- Directed by: Dheeraj Kedarnath Rattan
- Written by: Dheeraj Kedarnath Rattan and Manila Rattan
- Produced by: KV Dhillon
- Starring: Dev Kharoud Roopi Gill Guggu Gill Kul Sidhu
- Release date: 31 January 2025;
- Country: India
- Language: Punjabi

= Majhail (film) =

Indian action film

Majhail is a Punjabi-language action film directed by Dheeraj Kedarnath Rattan. The film is written by Dheeraj Kedarnath Rattan and Manila Rattan. It stars Dev Kharoud and Roopi Gill in lead roles and Guggu Gill, Dheeraj Kumar, Vadda Grewal, and Hobby Dhaliwal in supporting roles. The film released in theatres on 31 January 2025.

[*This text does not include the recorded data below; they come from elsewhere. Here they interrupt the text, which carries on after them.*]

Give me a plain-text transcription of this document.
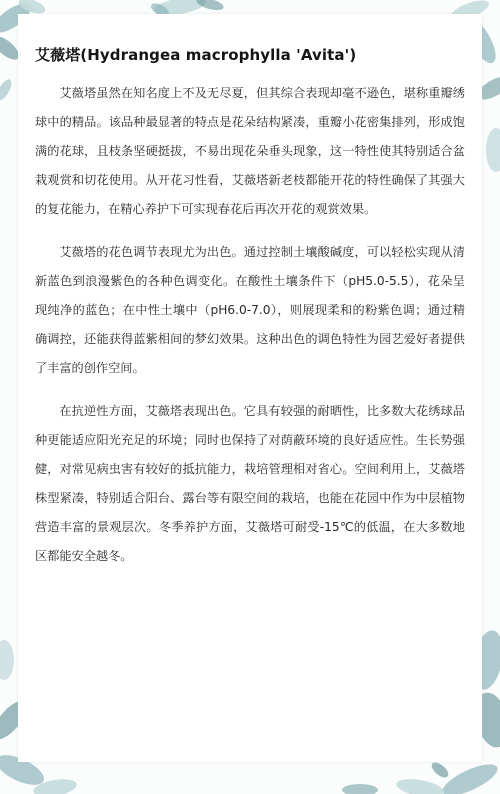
艾薇塔(Hydrangea macrophylla 'Avita')

艾薇塔虽然在知名度上不及无尽夏，但其综合表现却毫不逊色，堪称重瓣绣球中的精品。该品种最显著的特点是花朵结构紧凑，重瓣小花密集排列，形成饱满的花球，且枝条坚硬挺拔，不易出现花朵垂头现象，这一特性使其特别适合盆栽观赏和切花使用。从开花习性看，艾薇塔新老枝都能开花的特性确保了其强大的复花能力，在精心养护下可实现春花后再次开花的观赏效果。

艾薇塔的花色调节表现尤为出色。通过控制土壤酸碱度，可以轻松实现从清新蓝色到浪漫紫色的各种色调变化。在酸性土壤条件下（pH5.0-5.5），花朵呈现纯净的蓝色；在中性土壤中（pH6.0-7.0），则展现柔和的粉紫色调；通过精确调控，还能获得蓝紫相间的梦幻效果。这种出色的调色特性为园艺爱好者提供了丰富的创作空间。

在抗逆性方面，艾薇塔表现出色。它具有较强的耐晒性，比多数大花绣球品种更能适应阳光充足的环境；同时也保持了对荫蔽环境的良好适应性。生长势强健，对常见病虫害有较好的抵抗能力，栽培管理相对省心。空间利用上，艾薇塔株型紧凑，特别适合阳台、露台等有限空间的栽培，也能在花园中作为中层植物营造丰富的景观层次。冬季养护方面，艾薇塔可耐受-15℃的低温，在大多数地区都能安全越冬。
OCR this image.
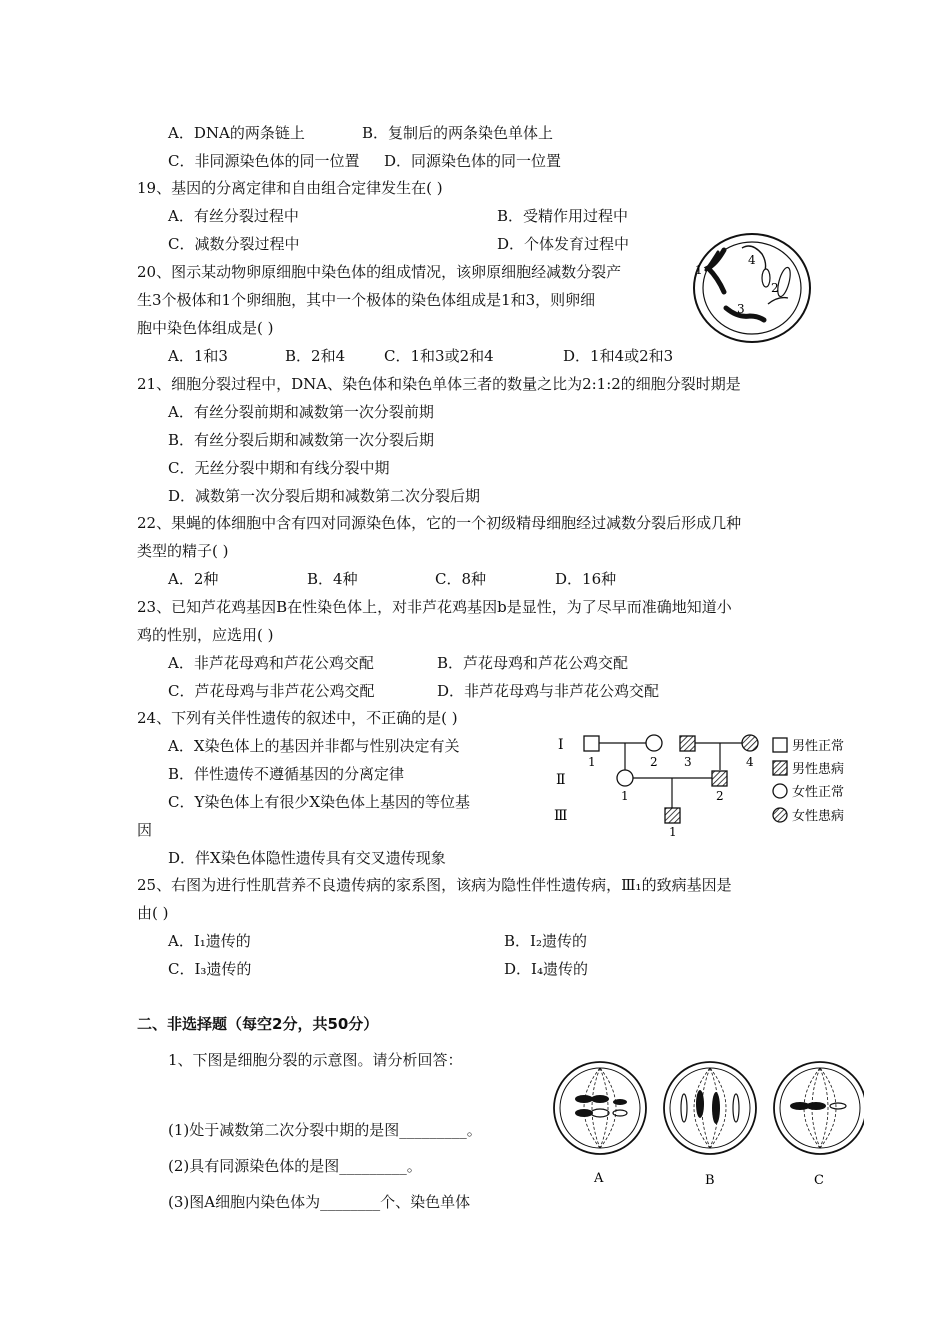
A．DNA的两条链上	B．复制后的两条染色单体上
C．非同源染色体的同一位置 D．同源染色体的同一位置
19、基因的分离定律和自由组合定律发生在( )
A．有丝分裂过程中	B．受精作用过程中
C．减数分裂过程中	D．个体发育过程中
20、图示某动物卵原细胞中染色体的组成情况，该卵原细胞经减数分裂产
生3个极体和1个卵细胞，其中一个极体的染色体组成是1和3，则卵细
胞中染色体组成是( )
A．1和3	B．2和4	C．1和3或2和4	D．1和4或2和3
21、细胞分裂过程中，DNA、染色体和染色单体三者的数量之比为2:1:2的细胞分裂时期是
A．有丝分裂前期和减数第一次分裂前期
B．有丝分裂后期和减数第一次分裂后期
C．无丝分裂中期和有线分裂中期
D．减数第一次分裂后期和减数第二次分裂后期
22、果蝇的体细胞中含有四对同源染色体，它的一个初级精母细胞经过减数分裂后形成几种
类型的精子( )
A．2种	B．4种	C．8种	D．16种
23、已知芦花鸡基因B在性染色体上，对非芦花鸡基因b是显性，为了尽早而准确地知道小
鸡的性别，应选用( )
A．非芦花母鸡和芦花公鸡交配	B．芦花母鸡和芦花公鸡交配
C．芦花母鸡与非芦花公鸡交配	D．非芦花母鸡与非芦花公鸡交配
24、下列有关伴性遗传的叙述中，不正确的是( )
A．X染色体上的基因并非都与性别决定有关
B．伴性遗传不遵循基因的分离定律
C．Y染色体上有很少X染色体上基因的等位基
因
D．伴X染色体隐性遗传具有交叉遗传现象
25、右图为进行性肌营养不良遗传病的家系图，该病为隐性伴性遗传病，Ⅲ₁的致病基因是
由( )
A．Ⅰ₁遗传的	B．Ⅰ₂遗传的
C．Ⅰ₃遗传的	D．Ⅰ₄遗传的
二、非选择题（每空2分，共50分）
1、下图是细胞分裂的示意图。请分析回答：
(1)处于减数第二次分裂中期的是图_________。
(2)具有同源染色体的是图_________。
(3)图A细胞内染色体为________个、染色单体
1
2
3
4
Ⅰ
Ⅱ
Ⅲ
1	2 3	4
1	2
1
男性正常
男性患病
女性正常
女性患病
A	B	C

It revolves around a fierce and gritty power struggle between rival criminal families in rural Punjab, which is disrupted by a strict, new police commander. The film follows themes of loyalty, revenge, and the violent consequences of political ambition.

== Cast ==
- Dev Kharoud
- Roopi Gill
- Guggu Gill
- Dheeraj Kumar
- Vadda Grewal
- Kul Sidhu
- Hobby Dhaliwal
- Sanjeev Attri

== Filming ==
The film was filmed at multiple locations across Punjab, including Nabha, Mohali, Kurali, Morinda, and Nandpur Kalaur. Principal photography for the film commenced on 14 May 2024 and concluded in September 2024.